Throughout the year, popular culture has talked a lot about the meaning of voices. Who’s allowed to speak? What are they allowed to speak about? Who gives people the authority to speak? Who should give people the authority to speak (different question)? From this end, it seems the main societal sector raising these sorts of questions is that which contains all the young people. The 90s kids. The free-trophy generation. The—to use a word that we at According to Dazz despise with all our hearts—millennials.
When these questions on who’s allowed to speak are asked, they’re inevitably followed up by counter-questions about entitlement. Are young people entitled? What made them that way? What do they feel entitled to have? Exploring the selfishness and entitlement of millennials at this point seems like mucking through a swamp of clichés. It’s annoying and it feels cyclical.
La La Land doesn’t enter this conversation so much as shove it aside. Its main characters are two young struggling twenty-somethings, both chasing dreams that some older folk might call ill-advised, even self-centered. Yet, the movie never condemns its characters for their decisions. It presents the highs and lows, the payoffs and consequences, and lets the viewer land on either side of “was it worth it?” It’s nice that way. While you might leave the theater thinking about the costs of success or the perils of dream-chasing, you never have the sense that La La Land is shaking a finger at Gosling’s character (he wants to open a jazz club) or Stone’s (she wants to be a movie star). There’s no You shouldn’t have done that. Nope. In fact, the movie presents dream-chasing as noble, triumphant, and especially brave. For all the risk-taking it depicts, there’s a little bit of reward, too. But just a little.

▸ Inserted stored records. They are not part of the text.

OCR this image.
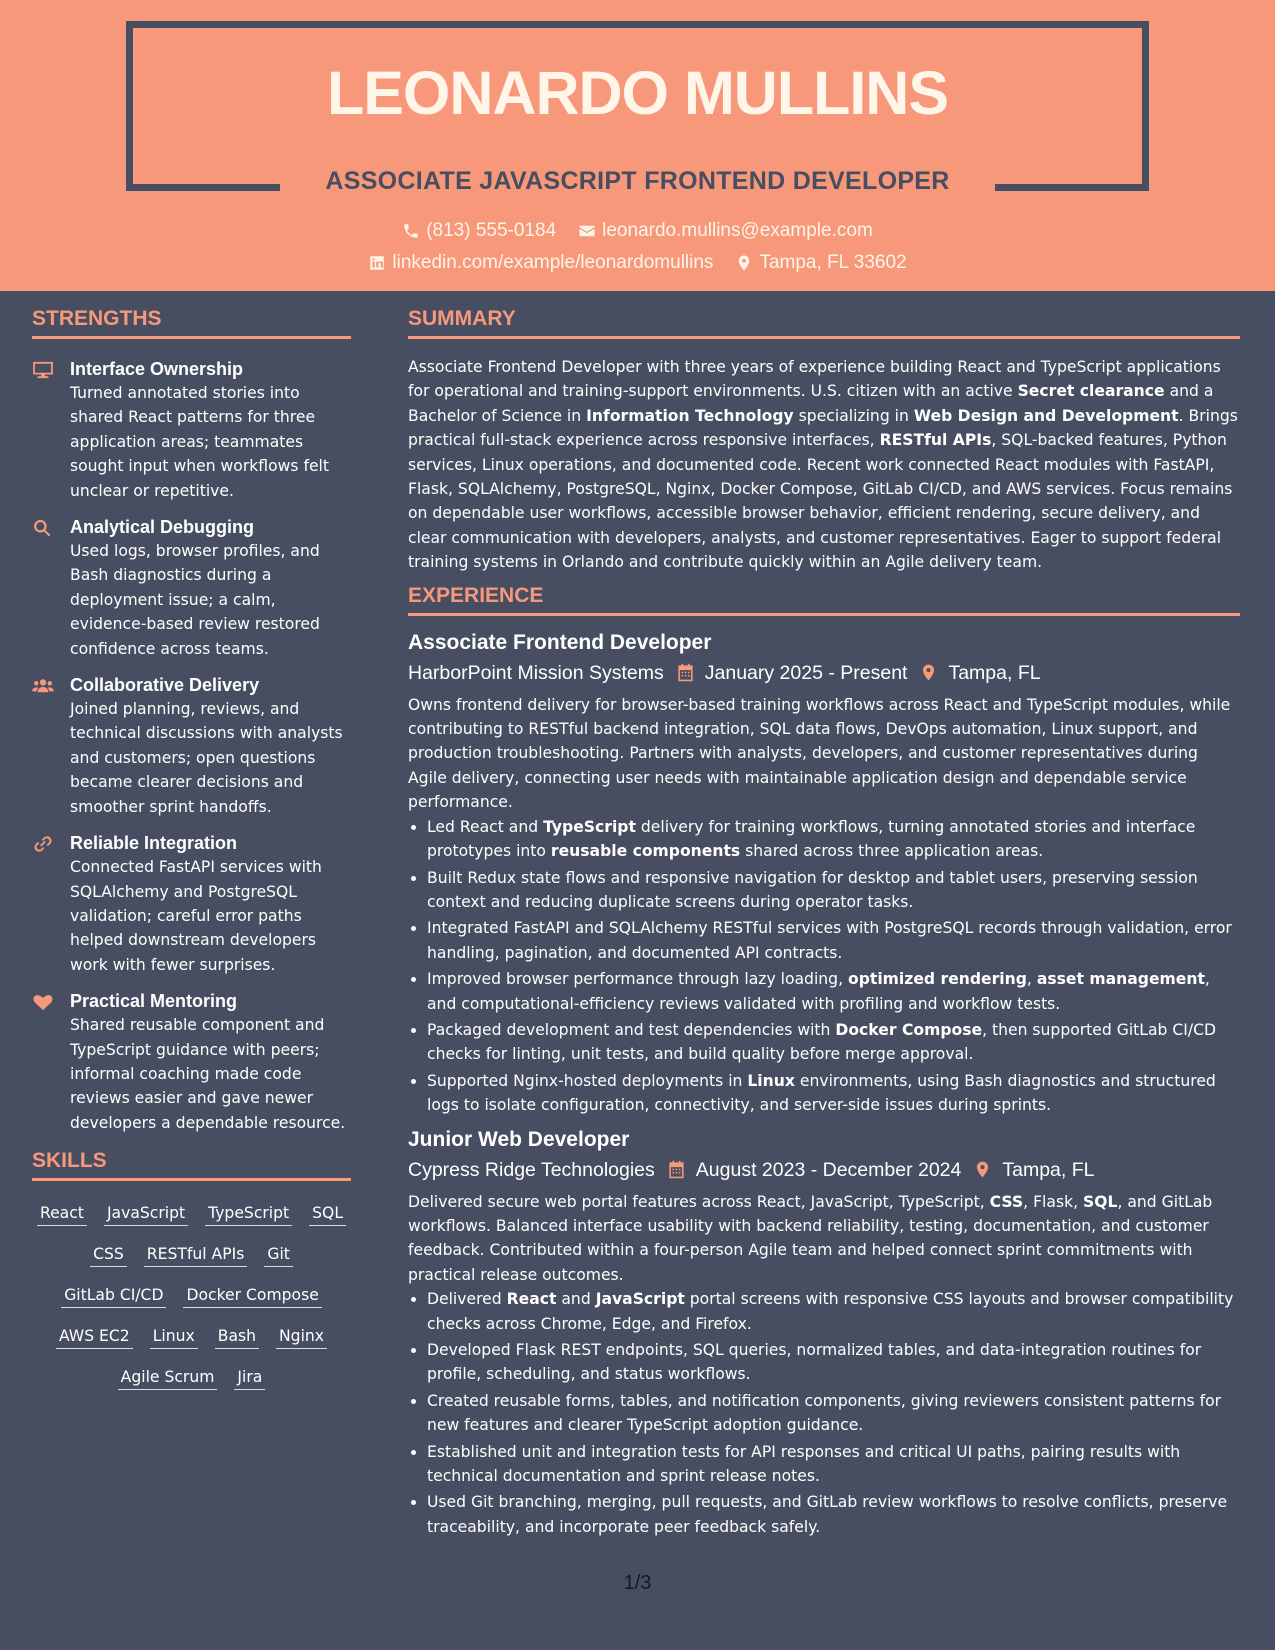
LEONARDO MULLINS
ASSOCIATE JAVASCRIPT FRONTEND DEVELOPER
(813) 555-0184 leonardo.mullins@example.com
linkedin.com/example/leonardomullins Tampa, FL 33602
STRENGTHS
Interface Ownership
Turned annotated stories into shared React patterns for three application areas; teammates sought input when workflows felt unclear or repetitive.
Analytical Debugging
Used logs, browser profiles, and Bash diagnostics during a deployment issue; a calm, evidence-based review restored confidence across teams.
Collaborative Delivery
Joined planning, reviews, and technical discussions with analysts and customers; open questions became clearer decisions and smoother sprint handoffs.
Reliable Integration
Connected FastAPI services with SQLAlchemy and PostgreSQL validation; careful error paths helped downstream developers work with fewer surprises.
Practical Mentoring
Shared reusable component and TypeScript guidance with peers; informal coaching made code reviews easier and gave newer developers a dependable resource.
SKILLS
React JavaScript TypeScript SQL
CSS RESTful APIs Git
GitLab CI/CD Docker Compose
AWS EC2 Linux Bash Nginx
Agile Scrum Jira
SUMMARY
Associate Frontend Developer with three years of experience building React and TypeScript applications for operational and training-support environments. U.S. citizen with an active Secret clearance and a Bachelor of Science in Information Technology specializing in Web Design and Development. Brings practical full-stack experience across responsive interfaces, RESTful APIs, SQL-backed features, Python services, Linux operations, and documented code. Recent work connected React modules with FastAPI, Flask, SQLAlchemy, PostgreSQL, Nginx, Docker Compose, GitLab CI/CD, and AWS services. Focus remains on dependable user workflows, accessible browser behavior, efficient rendering, secure delivery, and clear communication with developers, analysts, and customer representatives. Eager to support federal training systems in Orlando and contribute quickly within an Agile delivery team.
EXPERIENCE
Associate Frontend Developer
HarborPoint Mission Systems January 2025 - Present Tampa, FL
Owns frontend delivery for browser-based training workflows across React and TypeScript modules, while contributing to RESTful backend integration, SQL data flows, DevOps automation, Linux support, and production troubleshooting. Partners with analysts, developers, and customer representatives during Agile delivery, connecting user needs with maintainable application design and dependable service performance.
• Led React and TypeScript delivery for training workflows, turning annotated stories and interface prototypes into reusable components shared across three application areas.
• Built Redux state flows and responsive navigation for desktop and tablet users, preserving session context and reducing duplicate screens during operator tasks.
• Integrated FastAPI and SQLAlchemy RESTful services with PostgreSQL records through validation, error handling, pagination, and documented API contracts.
• Improved browser performance through lazy loading, optimized rendering, asset management, and computational-efficiency reviews validated with profiling and workflow tests.
• Packaged development and test dependencies with Docker Compose, then supported GitLab CI/CD checks for linting, unit tests, and build quality before merge approval.
• Supported Nginx-hosted deployments in Linux environments, using Bash diagnostics and structured logs to isolate configuration, connectivity, and server-side issues during sprints.
Junior Web Developer
Cypress Ridge Technologies August 2023 - December 2024 Tampa, FL
Delivered secure web portal features across React, JavaScript, TypeScript, CSS, Flask, SQL, and GitLab workflows. Balanced interface usability with backend reliability, testing, documentation, and customer feedback. Contributed within a four-person Agile team and helped connect sprint commitments with practical release outcomes.
• Delivered React and JavaScript portal screens with responsive CSS layouts and browser compatibility checks across Chrome, Edge, and Firefox.
• Developed Flask REST endpoints, SQL queries, normalized tables, and data-integration routines for profile, scheduling, and status workflows.
• Created reusable forms, tables, and notification components, giving reviewers consistent patterns for new features and clearer TypeScript adoption guidance.
• Established unit and integration tests for API responses and critical UI paths, pairing results with technical documentation and sprint release notes.
• Used Git branching, merging, pull requests, and GitLab review workflows to resolve conflicts, preserve traceability, and incorporate peer feedback safely.
1/3
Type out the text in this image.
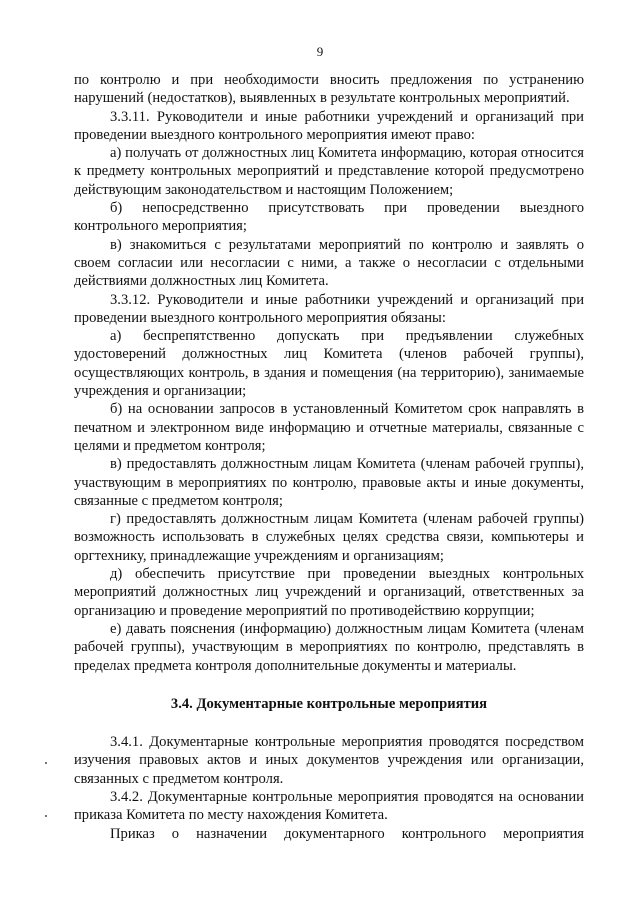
9

по контролю и при необходимости вносить предложения по устранению нарушений (недостатков), выявленных в результате контрольных мероприятий.

3.3.11. Руководители и иные работники учреждений и организаций при проведении выездного контрольного мероприятия имеют право:

а) получать от должностных лиц Комитета информацию, которая относится к предмету контрольных мероприятий и представление которой предусмотрено действующим законодательством и настоящим Положением;

б) непосредственно присутствовать при проведении выездного контрольного мероприятия;

в) знакомиться с результатами мероприятий по контролю и заявлять о своем согласии или несогласии с ними, а также о несогласии с отдельными действиями должностных лиц Комитета.

3.3.12. Руководители и иные работники учреждений и организаций при проведении выездного контрольного мероприятия обязаны:

а) беспрепятственно допускать при предъявлении служебных удостоверений должностных лиц Комитета (членов рабочей группы), осуществляющих контроль, в здания и помещения (на территорию), занимаемые учреждения и организации;

б) на основании запросов в установленный Комитетом срок направлять в печатном и электронном виде информацию и отчетные материалы, связанные с целями и предметом контроля;

в) предоставлять должностным лицам Комитета (членам рабочей группы), участвующим в мероприятиях по контролю, правовые акты и иные документы, связанные с предметом контроля;

г) предоставлять должностным лицам Комитета (членам рабочей группы) возможность использовать в служебных целях средства связи, компьютеры и оргтехнику, принадлежащие учреждениям и организациям;

д) обеспечить присутствие при проведении выездных контрольных мероприятий должностных лиц учреждений и организаций, ответственных за организацию и проведение мероприятий по противодействию коррупции;

е) давать пояснения (информацию) должностным лицам Комитета (членам рабочей группы), участвующим в мероприятиях по контролю, представлять в пределах предмета контроля дополнительные документы и материалы.

3.4. Документарные контрольные мероприятия

3.4.1. Документарные контрольные мероприятия проводятся посредством изучения правовых актов и иных документов учреждения или организации, связанных с предметом контроля.

3.4.2. Документарные контрольные мероприятия проводятся на основании приказа Комитета по месту нахождения Комитета.

Приказ о назначении документарного контрольного мероприятия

That’s what makes La La Land’s ending so great. Speaking vaguely here, our final question has little to do with chasing dreams or so-called “selfish” pursuits, but has everything to do with happiness and fulfillment. It’s less “showbiz? really?” and more “showbiz? why?” The point isn’t to probe the entitlement of the characters to big dreams and lofty goals, the point is to probe why they have those goals in the first place. That’s a more interesting question. It’s rather lovely, if not at all pat.
It’s rather paradoxical, then, that a movie with such a young perspective can be packaged in such an old-fashioned container. Remember: It’s a musical! There are a few tiny hints at the present—Emma Stone’s delightfully on-brand Prius notwithstanding—but La La Land has the look and feel of a story that can be placed anywhere in time and still be resonant and truthful. It’s never dated or stamped, and going forward, that might be its smartest choice. Young people might look to this movie as a banner—it understands them, you know?—but it could’ve done the same for Generation X. Generation Z, too. It belies a clever bit of foresight in that way.
Look, La La Land isn’t some generation-defining touchstone. At its core, it’s really just a well-packaged, satisfying, harmless movie, but if you’re looking for a savior from 2016, there’s room on this lifeboat. This is a young story in a mature box. It has the lofty aspirations of a scrappy post-grad, but its themes betray an elder’s wisdom. Looking around your theater, you might see creaky seniors settling in for a day out of the house, and you might see syrupy college couples holding hands. They’ll all leave with something to talk about, something to add to the discussion. That’s a mature movie. That’s foresight. From a whole lot of song and dance, who would’ve expected this.